EVERYBODY CAN PLAY IF THEY WANT TO - JUST TURN UP

Sometimes, when I'm in a hole - pen in hand, paper at the ready but absolutely nothing falling out of one onto the other - I wander back through Neil Gaiman's online journalsjust to remind myself why I ever decided a blog was a good idea in the first place. I've been blogging for over ten years now and even though I've hidden the majority of it for current purposes, I've kept going anyway.

Whenever I stop posting for any length of time, not a whole week goes by without somebody sending me a message wondering what's going on... which is weird because I've never blogged about anything specific.

Maybe people like to read about nothing specific.

It's possible. If this is true, please let me know because if you want a whole stack of books that aren't about anything at all, I'm the very man you're looking for.

Anyway... some years ago, Neil wrote this:

Writing fiction is not a profession that leaves one well-disposed toward reading fiction. One starts out loving books and stories, and then one becomes jaded and increasingly hard to please. I read less and less fiction these days, finding the buzz and the joy I used to get from fiction in ever stranger works of non-fiction, or poetry.

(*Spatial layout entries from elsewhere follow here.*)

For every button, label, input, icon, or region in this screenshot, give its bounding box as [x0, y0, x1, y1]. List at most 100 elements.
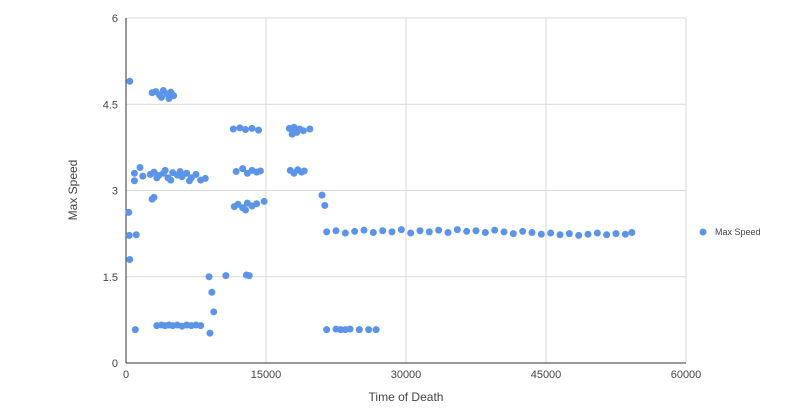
data-point	[206, 329, 214, 337]
y-tick-label: 4.5	[103, 99, 118, 111]
data-point	[205, 273, 213, 281]
x-tick-label: 0	[123, 369, 129, 381]
data-point	[332, 227, 340, 235]
data-point	[369, 228, 377, 236]
data-point	[157, 93, 165, 101]
data-point	[241, 206, 249, 214]
data-point	[416, 227, 424, 235]
data-point	[161, 166, 169, 174]
data-point	[241, 126, 249, 134]
data-point	[463, 227, 471, 235]
data-point	[603, 231, 611, 239]
data-point	[132, 231, 140, 239]
data-point	[150, 193, 158, 201]
data-point	[444, 228, 452, 236]
data-point	[612, 230, 620, 238]
data-point	[407, 229, 415, 237]
x-tick-label: 45000	[531, 369, 562, 381]
data-point	[528, 228, 536, 236]
data-point	[500, 228, 508, 236]
data-point	[130, 177, 138, 185]
data-point	[229, 125, 237, 133]
data-point	[509, 230, 517, 238]
data-point	[299, 127, 307, 135]
data-point	[453, 226, 461, 234]
data-point	[621, 230, 629, 238]
legend-marker	[699, 228, 707, 236]
x-tick-label: 60000	[671, 369, 702, 381]
data-point	[425, 228, 433, 236]
axes	[125, 18, 686, 364]
data-point	[372, 326, 380, 334]
data-point	[139, 172, 147, 180]
data-point	[236, 124, 244, 132]
y-tick-label: 1.5	[103, 272, 118, 284]
data-point	[472, 227, 480, 235]
data-point	[388, 228, 396, 236]
data-points	[125, 77, 636, 337]
data-point	[306, 125, 314, 133]
data-point	[208, 288, 216, 296]
data-point	[519, 227, 527, 235]
y-tick-label: 0	[112, 358, 118, 370]
data-point	[481, 228, 489, 236]
data-point	[245, 272, 253, 280]
data-point	[321, 201, 329, 209]
data-point	[556, 231, 564, 239]
data-point	[125, 208, 133, 216]
data-point	[192, 170, 200, 178]
data-point	[255, 126, 263, 134]
data-point	[323, 326, 331, 334]
data-point	[260, 197, 268, 205]
data-point	[346, 325, 354, 333]
tick-labels: 0 1.5 3 4.5 6 0 15000 30000 45000 60000	[103, 13, 702, 381]
data-point	[201, 174, 209, 182]
data-point	[290, 123, 298, 131]
data-point	[210, 308, 218, 316]
data-point	[435, 226, 443, 234]
data-point	[365, 326, 373, 334]
data-point	[131, 326, 139, 334]
data-point	[222, 272, 230, 280]
data-point	[628, 228, 636, 236]
data-point	[126, 77, 134, 85]
legend: Max Speed	[699, 227, 761, 237]
data-point	[165, 95, 173, 102]
data-point	[253, 200, 261, 208]
data-point	[167, 176, 175, 184]
data-point	[232, 168, 240, 176]
y-tick-label: 6	[112, 13, 118, 25]
x-tick-label: 30000	[391, 369, 422, 381]
legend-label: Max Speed	[715, 227, 761, 237]
data-point	[584, 230, 592, 238]
data-point	[256, 167, 264, 175]
data-point	[547, 229, 555, 237]
data-point	[537, 230, 545, 238]
data-point	[126, 256, 134, 263]
data-point	[341, 229, 349, 237]
data-point	[248, 124, 256, 132]
data-point	[185, 177, 193, 185]
data-point	[153, 174, 161, 182]
data-point	[136, 164, 144, 171]
data-point	[197, 322, 205, 330]
data-point	[379, 227, 387, 235]
data-point	[183, 169, 191, 177]
data-point	[351, 227, 359, 235]
data-point	[239, 165, 247, 173]
data-point	[565, 230, 573, 238]
y-tick-label: 3	[112, 186, 118, 198]
data-point	[125, 231, 133, 239]
x-axis-title: Time of Death	[369, 390, 444, 404]
x-tick-label: 15000	[251, 369, 282, 381]
data-point	[176, 168, 184, 176]
data-point	[323, 228, 331, 236]
data-point	[397, 226, 405, 234]
data-point	[593, 229, 601, 237]
data-point	[318, 191, 326, 199]
grid-lines	[126, 17, 687, 363]
data-point	[355, 326, 363, 334]
data-point	[300, 167, 308, 175]
data-point	[360, 226, 368, 234]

And these words are too true. You do get immune to the buzz. You start to read a book and there can be two people in your head. The person who loves reading who is willing to roll with it and the person who says things like 'that's a nasty adverb' to themselves along the way. I am one of the worst. I won't read anything with a shitty cover any more than I would sit in a restaurant with dirty windows - I genuinely think it shows a total lack of self-respect for your work - and for the record, I can tell the difference between a cover I don't like and a bad cover. They are two very different things.

I'm also one of those people who wonders how a book can be £1. When an author spends months... years even... of their life writing a book, surely they deserve more than a share of £1 from you? Surely no author can be that desperate for the world to say 'Yes! You are indeed a published writer!' to give their work away for the price of a two litre bottle of Pepsi?

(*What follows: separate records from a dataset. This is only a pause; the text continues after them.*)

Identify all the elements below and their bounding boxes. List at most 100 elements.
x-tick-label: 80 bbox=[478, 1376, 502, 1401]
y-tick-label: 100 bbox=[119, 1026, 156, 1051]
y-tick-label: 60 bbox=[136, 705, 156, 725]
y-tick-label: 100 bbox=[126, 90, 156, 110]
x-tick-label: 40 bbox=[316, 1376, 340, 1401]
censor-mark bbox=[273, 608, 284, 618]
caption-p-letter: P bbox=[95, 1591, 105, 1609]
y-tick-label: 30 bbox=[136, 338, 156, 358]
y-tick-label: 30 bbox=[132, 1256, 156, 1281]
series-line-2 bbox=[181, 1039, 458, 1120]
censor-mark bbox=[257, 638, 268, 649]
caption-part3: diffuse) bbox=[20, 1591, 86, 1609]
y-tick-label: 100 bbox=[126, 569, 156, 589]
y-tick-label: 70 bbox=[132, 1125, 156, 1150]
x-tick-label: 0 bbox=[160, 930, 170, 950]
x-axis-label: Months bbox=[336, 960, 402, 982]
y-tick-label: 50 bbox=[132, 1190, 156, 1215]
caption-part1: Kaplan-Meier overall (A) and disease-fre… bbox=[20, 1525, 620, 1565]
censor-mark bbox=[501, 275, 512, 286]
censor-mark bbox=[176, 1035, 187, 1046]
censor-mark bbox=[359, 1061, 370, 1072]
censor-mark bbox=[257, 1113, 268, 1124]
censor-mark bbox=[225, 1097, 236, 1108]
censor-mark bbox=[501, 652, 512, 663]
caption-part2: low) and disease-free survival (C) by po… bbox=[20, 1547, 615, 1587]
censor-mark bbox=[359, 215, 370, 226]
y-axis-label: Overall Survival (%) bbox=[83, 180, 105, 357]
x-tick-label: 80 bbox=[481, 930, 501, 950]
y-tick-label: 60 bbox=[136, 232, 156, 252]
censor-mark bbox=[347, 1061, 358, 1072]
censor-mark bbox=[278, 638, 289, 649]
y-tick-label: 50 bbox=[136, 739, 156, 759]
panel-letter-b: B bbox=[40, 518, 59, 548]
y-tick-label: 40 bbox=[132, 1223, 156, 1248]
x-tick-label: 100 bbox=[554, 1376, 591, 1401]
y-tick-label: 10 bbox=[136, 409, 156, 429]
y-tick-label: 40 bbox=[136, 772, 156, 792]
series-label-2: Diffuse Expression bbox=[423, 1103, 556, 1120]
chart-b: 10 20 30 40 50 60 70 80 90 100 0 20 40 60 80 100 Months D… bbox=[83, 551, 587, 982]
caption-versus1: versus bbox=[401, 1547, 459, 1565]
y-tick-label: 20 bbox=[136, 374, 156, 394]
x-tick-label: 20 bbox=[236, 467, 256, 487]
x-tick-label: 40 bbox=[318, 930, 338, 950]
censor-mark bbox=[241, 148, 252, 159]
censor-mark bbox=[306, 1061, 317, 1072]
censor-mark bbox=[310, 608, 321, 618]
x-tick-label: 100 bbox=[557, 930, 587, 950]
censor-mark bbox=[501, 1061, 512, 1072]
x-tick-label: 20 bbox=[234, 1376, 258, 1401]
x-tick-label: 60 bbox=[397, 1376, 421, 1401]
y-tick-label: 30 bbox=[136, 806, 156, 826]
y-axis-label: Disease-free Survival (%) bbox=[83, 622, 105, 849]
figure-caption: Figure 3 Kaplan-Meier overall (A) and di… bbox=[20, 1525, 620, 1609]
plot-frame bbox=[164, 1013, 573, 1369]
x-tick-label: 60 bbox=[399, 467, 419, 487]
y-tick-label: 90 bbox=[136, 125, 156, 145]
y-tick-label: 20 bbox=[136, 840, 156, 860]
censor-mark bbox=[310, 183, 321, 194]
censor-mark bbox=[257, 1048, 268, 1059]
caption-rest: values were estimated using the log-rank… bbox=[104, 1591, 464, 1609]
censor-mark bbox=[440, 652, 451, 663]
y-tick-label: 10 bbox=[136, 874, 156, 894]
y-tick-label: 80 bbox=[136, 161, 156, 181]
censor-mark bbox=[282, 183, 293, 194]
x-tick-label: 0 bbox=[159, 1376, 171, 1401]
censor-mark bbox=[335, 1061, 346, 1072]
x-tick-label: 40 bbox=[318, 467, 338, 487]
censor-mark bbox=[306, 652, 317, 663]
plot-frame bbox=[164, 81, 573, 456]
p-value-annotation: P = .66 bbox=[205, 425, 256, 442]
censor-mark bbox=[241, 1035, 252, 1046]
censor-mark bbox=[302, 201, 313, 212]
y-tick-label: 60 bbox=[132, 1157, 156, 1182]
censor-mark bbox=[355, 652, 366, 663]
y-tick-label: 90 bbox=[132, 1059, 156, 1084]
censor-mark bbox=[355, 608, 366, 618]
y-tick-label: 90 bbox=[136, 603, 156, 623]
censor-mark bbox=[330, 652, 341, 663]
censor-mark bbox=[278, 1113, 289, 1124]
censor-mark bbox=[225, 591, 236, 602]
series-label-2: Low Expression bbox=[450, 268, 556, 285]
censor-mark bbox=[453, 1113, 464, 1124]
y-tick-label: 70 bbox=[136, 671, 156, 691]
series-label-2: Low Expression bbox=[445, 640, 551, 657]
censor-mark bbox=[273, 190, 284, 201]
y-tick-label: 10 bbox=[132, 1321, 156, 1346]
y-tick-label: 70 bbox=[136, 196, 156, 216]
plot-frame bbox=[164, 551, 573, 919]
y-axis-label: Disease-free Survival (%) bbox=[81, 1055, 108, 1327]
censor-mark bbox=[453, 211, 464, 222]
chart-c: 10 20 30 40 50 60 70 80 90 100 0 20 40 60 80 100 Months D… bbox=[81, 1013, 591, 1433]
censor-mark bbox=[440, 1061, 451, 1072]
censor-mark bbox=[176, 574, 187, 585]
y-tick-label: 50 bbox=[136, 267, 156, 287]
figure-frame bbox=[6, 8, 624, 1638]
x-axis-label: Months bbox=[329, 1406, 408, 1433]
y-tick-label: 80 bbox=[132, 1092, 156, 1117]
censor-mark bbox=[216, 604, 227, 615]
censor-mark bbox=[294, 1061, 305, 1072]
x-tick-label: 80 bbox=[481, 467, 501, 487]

Maybe if you wrote it exclusively for the digital market it's not so bad but when you look at the supply chain for a heavily discounted book... publishing/agency staff, shops, trees, lumber yards, printers, delivery trucks, discounted sticker manufacturers (and that's probably the tip of the iceberg) that £1 ain't gonna be worth too much at all by the time they've all taken their share.

I can't help but wonder why all books in supermarkets are so heavily discounted either. If all of the Big Publishers decided amongst themselves that the supermarket could go swing for their discounts, the supermarkets would be left with two choices: stop selling books (in which case people would be pushed into bookshops... if we could convince them that amazon is the most boring shop window on earth if you study it with care) or stock them at the price on the freaking label.

Whilst that doesn't sound good for a reader who likes to grab a book for a discount, in the longer term maybe the industry could begin to support itself again. Tiny things y'know... like handing out an advance that's not embarrassing to talk about with your friends. Employ illustrators instead of using shadowy stock library figures of indiscernible figures running into the fog/night/forest/train station. Taking a chance here and there on a real wild card. Making celebrity authors write proper books for their blow jobs from the obsessed.

I sound cross but I'm not in the slightest. I'm sad. Sad that things in my beloved book world have moved so far into the realm of mediocre just because the internet has all but killed the gatekeepers who used to keep us from being exposed to garbage. I'm no lover of literary agents - mostly because none of them would have me - but that doesn't mean they didn't do a good job. 

I've come off topic. Damn. No wonder agents don't want to speak to me...

I'm not suggesting anything at all really with this piece, I'm just pointing a finger in the general direction of the world. In 2018, everybody can be a writer, everybody can be a critic, everybody can play... just like school sports day where everybody gets a ribbon for turning up... where the losers who suck at sports (that was me) are rewarded in the same way as the King of the Running Track even though the King of the Running Track will never get a merit badge for having a good stab at reading Moby Dick over the summer because it made it to his shelf due to a cool whale on the cover.

It's exactly the same thing but nobody said life was fair.

I know a cruise liner full of great writers, great tattooers and artists, great guitarists and songwriters who will never take their place in the pantheon because somebody with a bigger mouth and enough self-belief to fool the world is sitting in their chair.

Perhaps the world has always been this way. 

Perhaps there's no Perhaps about it.

Everybody wants to change the world but nobody wants to die and all that.


Postscript: Here's a cover of Moby Dick because after writing that, I had to see for myself if there really were any great covers. 

This one is the best I've ever seen, though I'm not sure if it's a real published cover or an art project. Whoever created this (and I will make an effort to find out) understood that Moby Dick is not about a whale at all...it's about a man's obsession. Points-a-go-go for reading the damn thing.